Tested Search console requests again using the API explorer. Verified:

  • URLs with control characters do not work in request, i get an error: {Domain} is not a valid Search Console site URL. Removing them fixes the issue.
  • Uppercase/lowercase are not an issue when sending data request to search console: case is ignored.
  • I'm still testing unicode vs. punicode data requests, unfortunately my test sites don't appear to have any search console data making the testing difficult. However, I do not get the not a valid Search Console site URL error when trying unicode or punicode. Also, when adding a domain to search console, it treats the punicode and unicode versions as the same domain (only shows once in the UI). I think we are fine here.

@jamesozzie or @ernee Can you confirm that since we fixed the unicode domain verification setup issue (with domains like "http://türkish.com/") we haven't heard of any follow up issues with getting data for these domains? ie. once users were unblocked from setup, did they start getting data from search console?

@adamsilverstein I do not recall reports of issues getting data for unicode domains.

@adamsilverstein I do not recall reports of issues getting data for unicode domains.

Thanks for confirming. testing is challenging because our test site doesn't generate real traffic.

@adamsilverstein The IB here still includes different normalize_url_for_request and normalize_url_for_comparison functions. Can we not have a single one that covers both (Util\Google_URL_Normalizer::normalize_url)? If camel-case is ignored for the request, we can still normalize it the same way, and I'd imagine the same about the Unicode/Punycode. When you test for the latter, if you don't get any error back, that should mean it work fine (i.e. is ignored). If it was a problem, I'd expect you to either get an "invalid SC URL" error or a permissions error because it would be interpreted as a different SC property. But if you get a success response with "zero" data, that should all be good.

In that case, I think we should rely on a single normalization method and use that throughout.

In that case, I think we should rely on a single normalization method and use that throughout.

Agreed, I will update the IB with a single normalize_url function.

  • Updated IB with a combined normalize_url function.
  • Added note about adding tests.

IB ✅

@adamsilverstein Can you expand the QA brief to also test with the other two types of URLs (camel-case and Unicode in general)?
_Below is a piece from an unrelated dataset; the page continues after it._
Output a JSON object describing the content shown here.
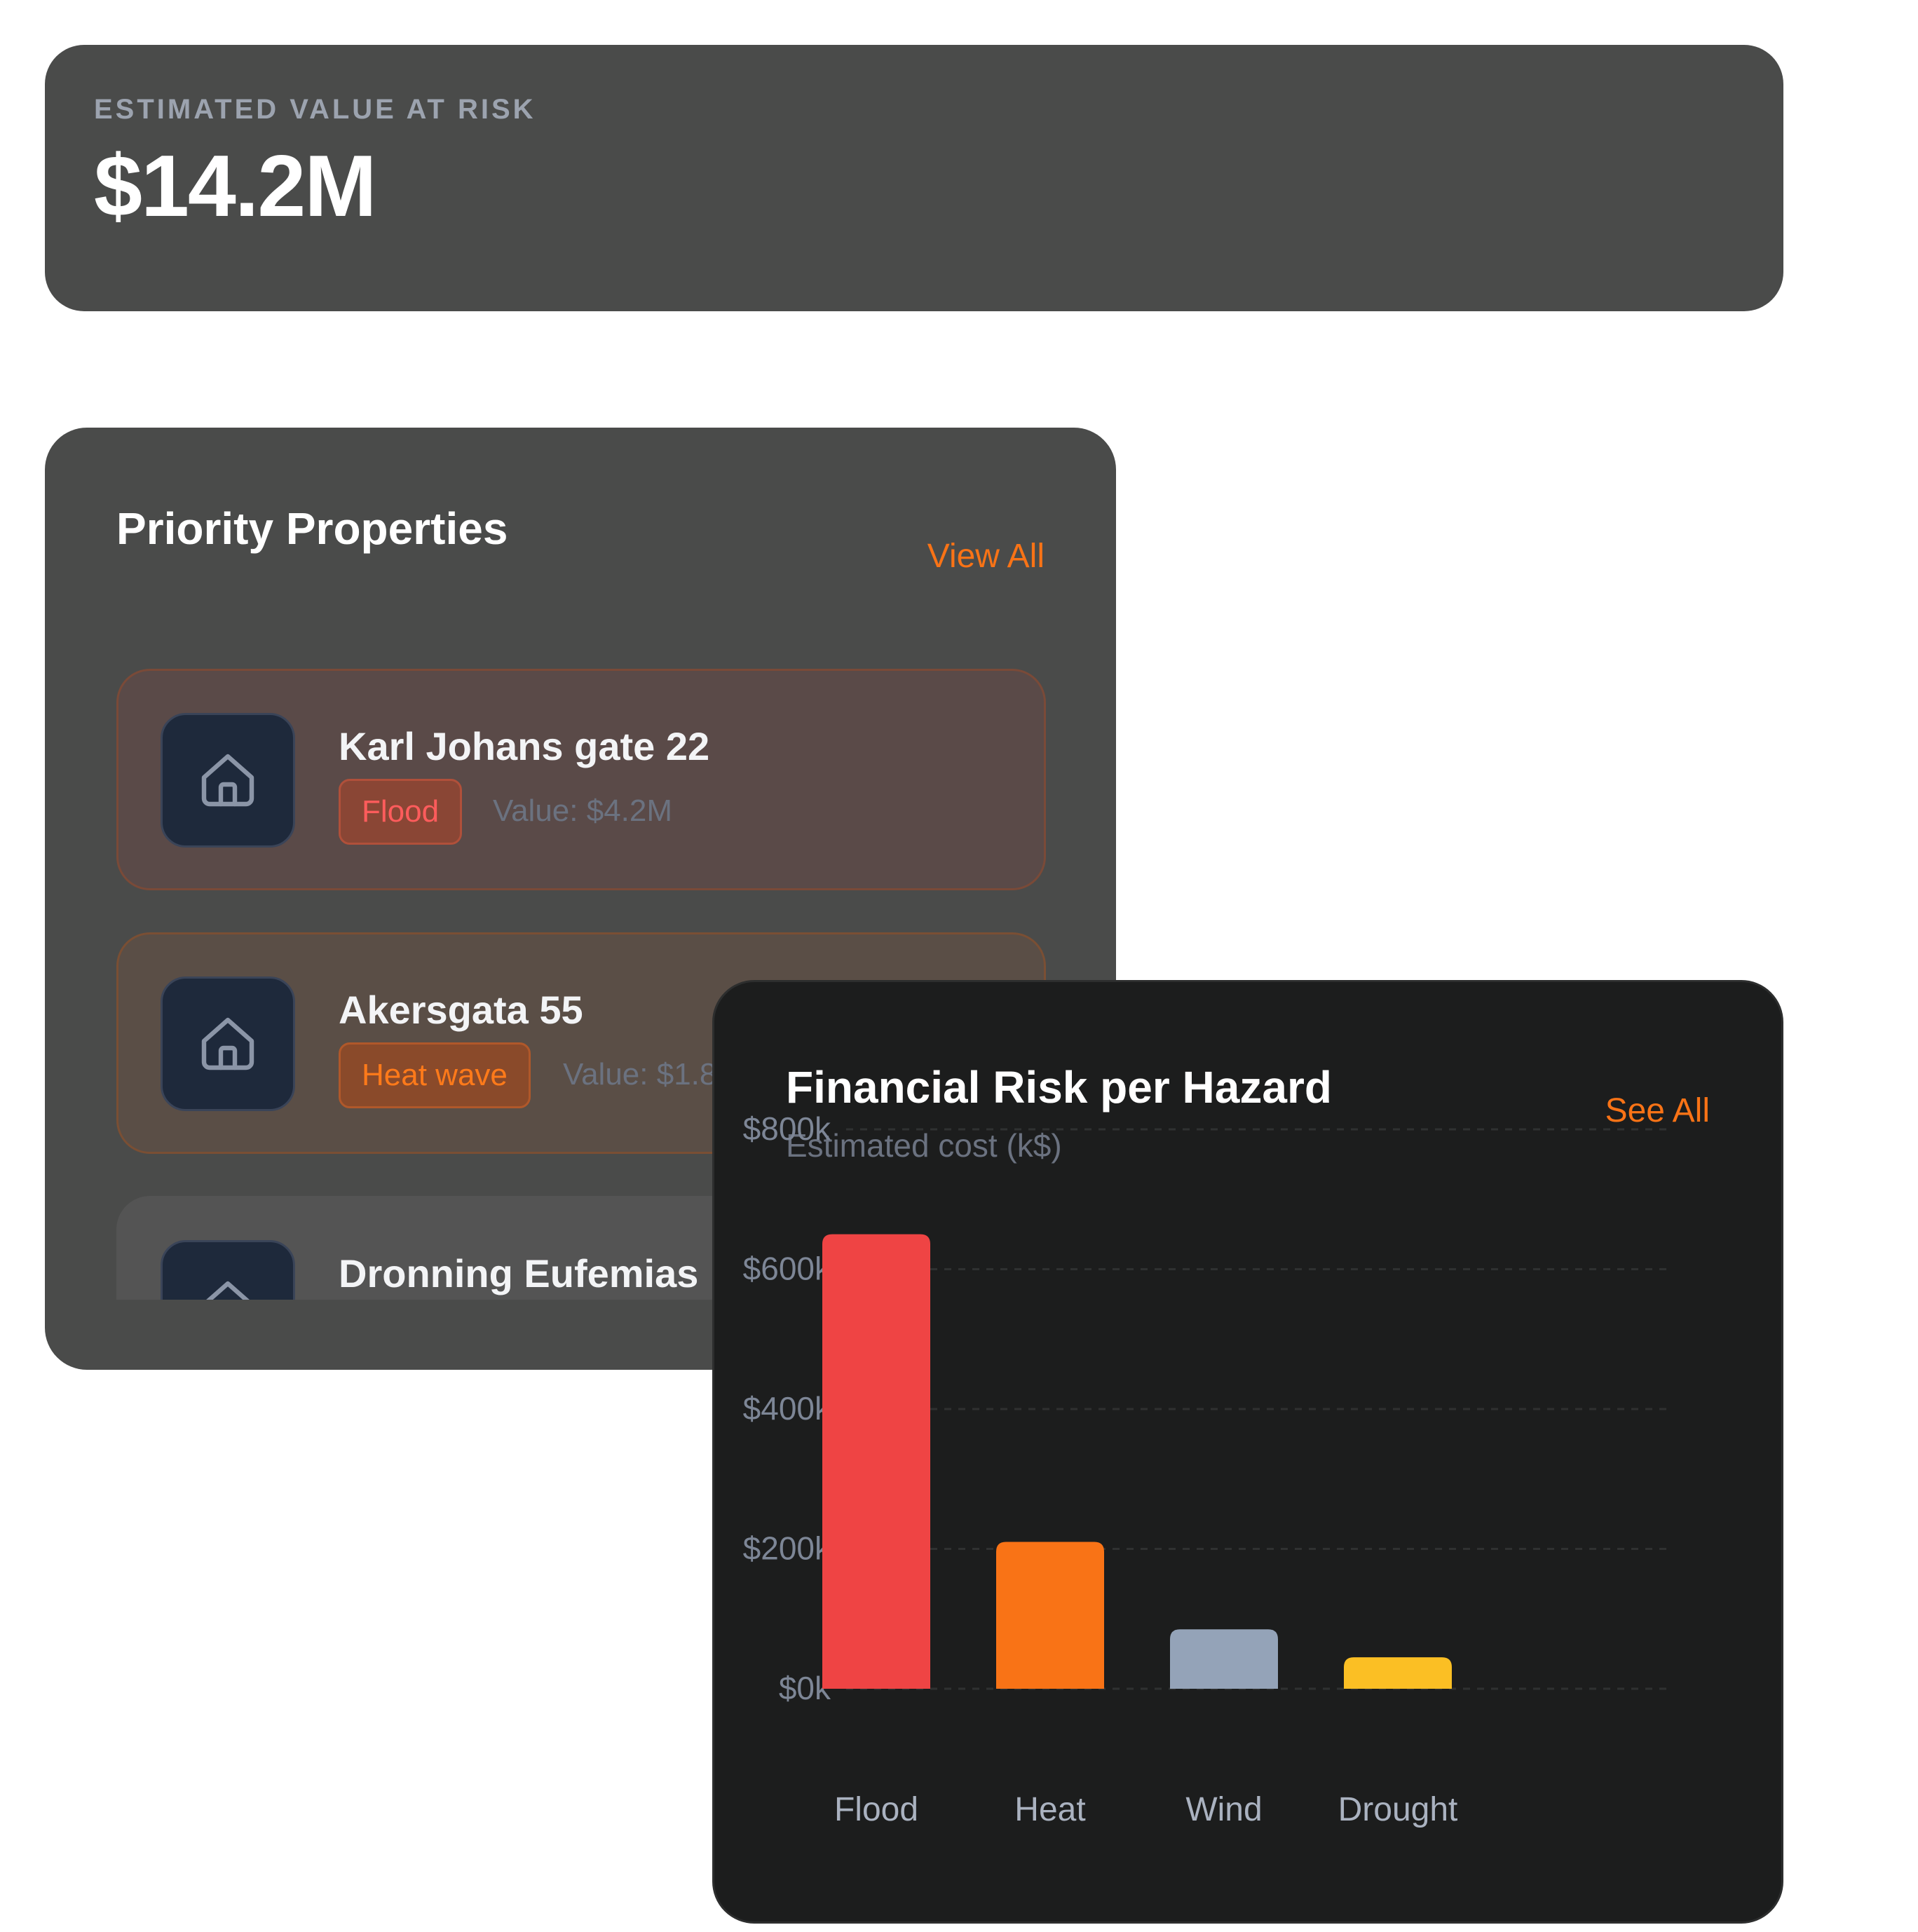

After spending more time on this, adding tests and trying to reproduce the original bug, I found some issues with the implementation outlined here.

Moving this back to IB to clean up the approach.
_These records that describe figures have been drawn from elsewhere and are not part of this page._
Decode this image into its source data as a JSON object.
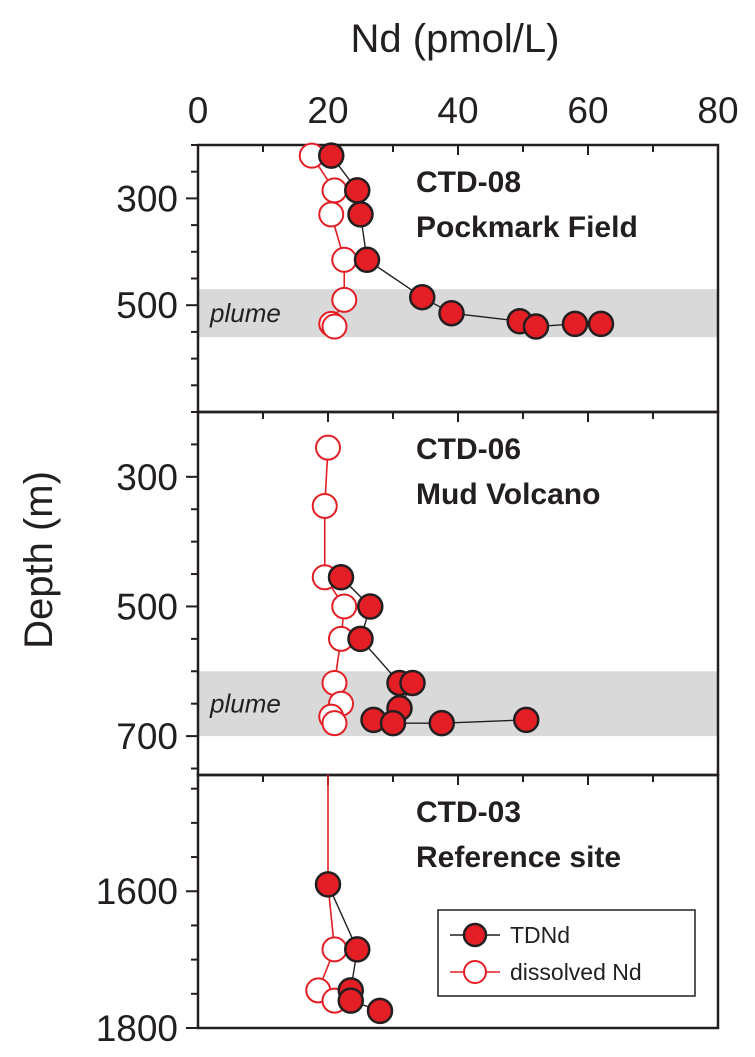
{
  "chart_data": {
    "type": "scatter",
    "title": "",
    "xlabel": "Nd (pmol/L)",
    "ylabel": "Depth (m)",
    "xlim": [
      0,
      80
    ],
    "x_ticks": [
      "0",
      "20",
      "40",
      "60",
      "80"
    ],
    "x_axis_position": "top",
    "colors": {
      "axis": "#231f20",
      "tdnd_fill": "#e31e24",
      "tdnd_line": "#231f20",
      "dissolved_line": "#e31e24",
      "plume_band": "#d9d9d9"
    },
    "legend": {
      "placement": "bottom-right of lowest panel",
      "entries": [
        "TDNd",
        "dissolved Nd"
      ]
    },
    "panels": [
      {
        "title_line1": "CTD-08",
        "title_line2": "Pockmark Field",
        "ylim": [
          200,
          700
        ],
        "y_ticks": [
          "300",
          "500"
        ],
        "y_tick_values": [
          300,
          500
        ],
        "plume_label": "plume",
        "plume_range": [
          470,
          560
        ],
        "series": [
          {
            "name": "TDNd",
            "points": [
              [
                20.5,
                220
              ],
              [
                24.5,
                285
              ],
              [
                25,
                330
              ],
              [
                26,
                415
              ],
              [
                34.5,
                485
              ],
              [
                39,
                515
              ],
              [
                49.5,
                530
              ],
              [
                52,
                540
              ],
              [
                58,
                535
              ],
              [
                62,
                535
              ]
            ]
          },
          {
            "name": "dissolved Nd",
            "points": [
              [
                17.5,
                220
              ],
              [
                21,
                285
              ],
              [
                20.5,
                330
              ],
              [
                22.5,
                415
              ],
              [
                22.5,
                490
              ],
              [
                20.5,
                535
              ],
              [
                21,
                540
              ]
            ]
          }
        ]
      },
      {
        "title_line1": "CTD-06",
        "title_line2": "Mud Volcano",
        "ylim": [
          200,
          760
        ],
        "y_ticks": [
          "300",
          "500",
          "700"
        ],
        "y_tick_values": [
          300,
          500,
          700
        ],
        "plume_label": "plume",
        "plume_range": [
          600,
          700
        ],
        "series": [
          {
            "name": "TDNd",
            "points": [
              [
                22,
                455
              ],
              [
                26.5,
                500
              ],
              [
                25,
                550
              ],
              [
                31,
                618
              ],
              [
                33,
                618
              ],
              [
                31,
                657
              ],
              [
                27,
                675
              ],
              [
                30,
                680
              ],
              [
                37.5,
                680
              ],
              [
                50.5,
                675
              ]
            ]
          },
          {
            "name": "dissolved Nd",
            "points": [
              [
                20,
                255
              ],
              [
                19.5,
                345
              ],
              [
                19.5,
                455
              ],
              [
                22.5,
                500
              ],
              [
                22,
                550
              ],
              [
                21,
                618
              ],
              [
                22,
                650
              ],
              [
                20.5,
                670
              ],
              [
                21,
                680
              ]
            ]
          }
        ]
      },
      {
        "title_line1": "CTD-03",
        "title_line2": "Reference site",
        "ylim": [
          1430,
          1800
        ],
        "y_ticks": [
          "1600",
          "1800"
        ],
        "y_tick_values": [
          1600,
          1800
        ],
        "series": [
          {
            "name": "TDNd",
            "points": [
              [
                20,
                1590
              ],
              [
                24.5,
                1685
              ],
              [
                23.5,
                1745
              ],
              [
                23.5,
                1760
              ],
              [
                28,
                1775
              ]
            ]
          },
          {
            "name": "dissolved Nd",
            "points": [
              [
                20,
                1430
              ],
              [
                20,
                1590
              ],
              [
                21,
                1685
              ],
              [
                18.5,
                1745
              ],
              [
                21,
                1760
              ]
            ]
          }
        ]
      }
    ]
  }
}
@felixarntz - This is ready for review. The trickiest part here was removing the control characters from the string. My original str_replace approach only if I pasted the actual control character into the code which was confusing (you can't see them, and they do strange things to your cursor when you use arrow keys to navigate thru them). In the end I settles on an approach that uses preg_replace and the UTF-8 conversions of these characters.

Tested

Installed, activated and setup SK on a site with unicode characters
image

Confirmed no errors displayed. Ran a series of simple regression on the site, no errors found.

Passed QA ✅

I did some follow up testing here after sending some traffic to our test site and still see some potentially related issues:

  • ~When I reset the plugin and re-activated Analytics, the setup process did not preselect my domain as it should.~
  • ~I don't see the Analytics snippet on the page, even after enabling it (and visiting the site not logged in)~
  • I don't see Search Console data even though the API response seems to show some data.

The setup issues I was seeing were resolved by re-installing the develop version. Still checking on the "Zero Data" state, may be just because there is so little data.

The missing search console data seems unrelated the to issue here and more to do with the data on the test site. I will continue to send some traffic there and then test in the upcoming days when that data becomes visible in the API.

✅ Confirming I new see data in the Dashboard on the test site.